The email also says the Toronto police chief's office, the police board chair, and the police union have all given "incredible attention" to the staffing issues and Murray-Bates is confident concerns will be addressed.
In an interview, Murray-Bates confirmed her team had received support from those three offices, but didn't specify what kind of support. Instead, she said they have to maximize staffing within the rules and budget approved for the communication centre.
Within a month of that first email, the tone of Murray-Bates' subsequent emails shifted.
"Despite our best efforts, we keep losing members to long-term absence, which is having a serious impact on not only members who remain, but to the citizens we serve," she wrote in November.
"Our numbers are not good."
The email then details management's efforts to counteract the shortages, such as by combining some police dispatch positions to free up staff to answer 911 calls instead.
Murray-Bates also said in the email that they anticipated losing more staff to the city's mandated vaccine policy on Dec. 1, and they "already lost a few members from the most recent call-taking class."
"To be brutally honest with you, we don't know what more we can do to help this issue," she wrote. "We know members are tired, stressed and burnt out. Our job is so unique that no one else can do what we do."
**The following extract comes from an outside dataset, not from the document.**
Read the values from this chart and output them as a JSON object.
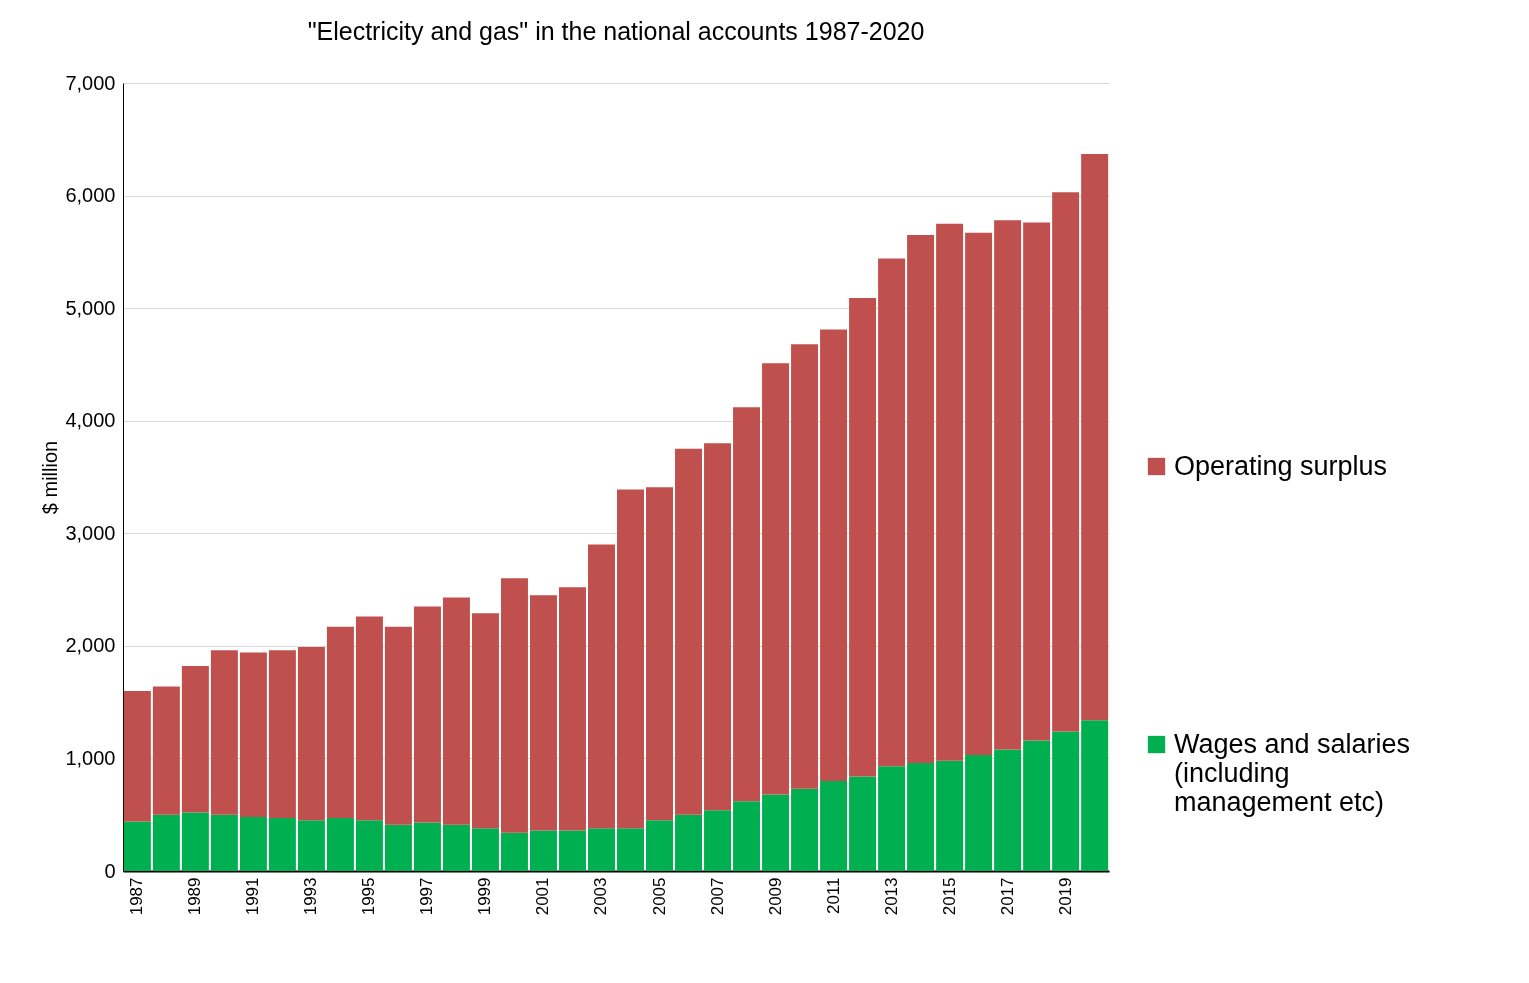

'We're doing the right things'
Responding to that email, Murray-Bates told CBC News "you have to put it into the context of we're doing the right things here."
"We are focusing on our testing and recruitment and our hiring process," she said. "We're trying to make it more robust so that we get the best candidate in the door, which is going to lend to our success rate in retaining those people, which is going to lend to our staffing."
Right now, there are 35 recruits in training and the communication centre has a job posting up to fill 24 more vacancies, said Murray-Bates. She said she hopes candidates for those spots will begin training in May.
The maximum number of 911 operators budgeted for is 301.
Roughly 60 per cent of recruits successfully make it through training and the majority of staff they lose are newly trained, said Murray-Bates.
"We provide the best training we can, we provide the best support we can to our communication officers," she said.
"We realize they're tired, but that comes with being a 911 operator, right? Staffing is not the only stressor in a 911 centre — it's inherent in the job."
Temporary staffing solution 'overwhelming'
But the 911 operator told CBC News that management's temporary solution to reduce wait times caused by staffing issues — giving them more work when they're assigned to dispatching — has just added to that stress.
All 911 operators are trained as both call-takers, who answer and process emergency and non-emergency calls, and as dispatchers, who co-ordinate police response to those calls.
Operators can be assigned to only take calls, only dispatch, or to spend half of their shift doing each.
To alleviate emergency call wait times when staff is low or call volumes are up, the service is now combining some police dispatch jobs. This means that where two divisions would normally each have their own dispatcher, they're now sharing a single dispatcher and the other is assigned to take emergency calls instead.
"It's absolutely overwhelming us," the operator said. "You're managing every emergency that the police would be involved in for that entire area, for six to 12 hours."
Having one dispatcher handle two divisions is not new, said Murray-Bates, and some divisions were already combined to a single dispatcher. But if the radio traffic becomes unmanageable, a dispatcher can notify a supervisor and they'll split up the divisions again, she said.
"It's worked very well, actually, for us to allow more people to be on the phones."